Marriage cannot get any better than St. John Chrysostom, in his mature years, made it out to be. For a married man or woman to read his homilies on Colossians and Ephesians is to simultaneously be humbled and exalted. Humbled because we must confront our own sin, our own clinging to the mud of this earth. Exalted because God has lifted us up so high.

11 thoughts on “Chrysostom and the Mysteries of Marriage

  1. Nice work, Mike. Context is everything.

  2. What am amazing post. Chrysostom, being the celibate that he was, makes more sense about marriage then some married people I know.

  3. Personally, I’m grateful to him for giving me the phrase “delectable mischief,” which I’ve found useful for describing a certain someone.

  4. Thanks for this excellent piece! As a Byzantine-rite priest, I’m grateful for your work here and your many fine posts. I visit your site daily. Christ is risen!

  5. Good stuff! Keep it coming.

  6. […] Chrysostom and the Mystery of Marriage: an article about St. John Chrysostom view on married life by Mike Aquilina […]

  7. Beautiful exposition from St. John Chrysostom. Thank you. It also gives a sense of how the Fathers of that time looked upon women, which through this exposition, I would like to believe they understood as co-equal in the context of the family, as in Trinity and not as subordinate. Perhaps not many supported this view during that time.

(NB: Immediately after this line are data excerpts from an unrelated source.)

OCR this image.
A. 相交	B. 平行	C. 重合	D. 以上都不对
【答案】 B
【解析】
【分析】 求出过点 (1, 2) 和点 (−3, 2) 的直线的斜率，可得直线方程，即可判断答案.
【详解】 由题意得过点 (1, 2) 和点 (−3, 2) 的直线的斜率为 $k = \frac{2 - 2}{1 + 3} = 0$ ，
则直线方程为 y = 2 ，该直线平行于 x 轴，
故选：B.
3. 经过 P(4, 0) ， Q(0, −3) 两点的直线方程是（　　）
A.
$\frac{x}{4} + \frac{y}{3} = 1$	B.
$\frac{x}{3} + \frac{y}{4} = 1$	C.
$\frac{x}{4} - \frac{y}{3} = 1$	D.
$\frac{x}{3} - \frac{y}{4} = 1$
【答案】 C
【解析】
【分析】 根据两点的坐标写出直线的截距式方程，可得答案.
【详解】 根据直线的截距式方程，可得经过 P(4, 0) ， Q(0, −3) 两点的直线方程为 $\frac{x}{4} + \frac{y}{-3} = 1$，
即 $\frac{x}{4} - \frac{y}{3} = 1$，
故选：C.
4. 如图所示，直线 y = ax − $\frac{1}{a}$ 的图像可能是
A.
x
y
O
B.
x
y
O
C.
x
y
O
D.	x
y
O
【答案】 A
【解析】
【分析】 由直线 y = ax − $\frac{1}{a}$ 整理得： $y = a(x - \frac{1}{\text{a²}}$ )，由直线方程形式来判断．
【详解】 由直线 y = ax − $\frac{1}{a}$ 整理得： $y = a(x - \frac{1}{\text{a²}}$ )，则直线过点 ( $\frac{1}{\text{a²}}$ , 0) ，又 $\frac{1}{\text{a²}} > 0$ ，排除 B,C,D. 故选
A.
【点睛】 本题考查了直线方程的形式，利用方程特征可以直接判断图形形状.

  8. If St. John Chrysostomos (who BTW I read was raised by a pagan mother) was so fond of marriage, and the miracle of childbirth, and spoke so highly of virginity……. why would he order to destroy one of the 7 Wonders of the Ancient World?…the Temple of Artemis in Ephesus (present day Turkey)…..a Temple worshiping the Goddess of Virginity and Childbirth? Did he not have any respect for those who came before him?

  9. Re: Fr. Ninan’s “co-equal”

    How do you mean “not as subordinate?” Clearly, the Son is subordinate to the Father in the aspect of authority; else he would not be revealed as “son,” but as “co-father.” Or are you suggesting that the Son’s obedience to the cross, which atones for man’s sin and opens the door of salvation was a mistaken imagery, not intended to communicate this truth?

    In marriage there is likewise equal dignity as persons in the Image of God, while authority nevertheless belongs to the man. This teaching, articulated by the fathers, is reiterated by recent popes, and clearly shows, among other things, that feminism and no-fault divorce and separation are errors.

  10. Dear Mike,

    Do you know of any other Church Fathers who spoke well of Matrimony and have homilies on the subject? I’d greatly appreciate your help! Thank you!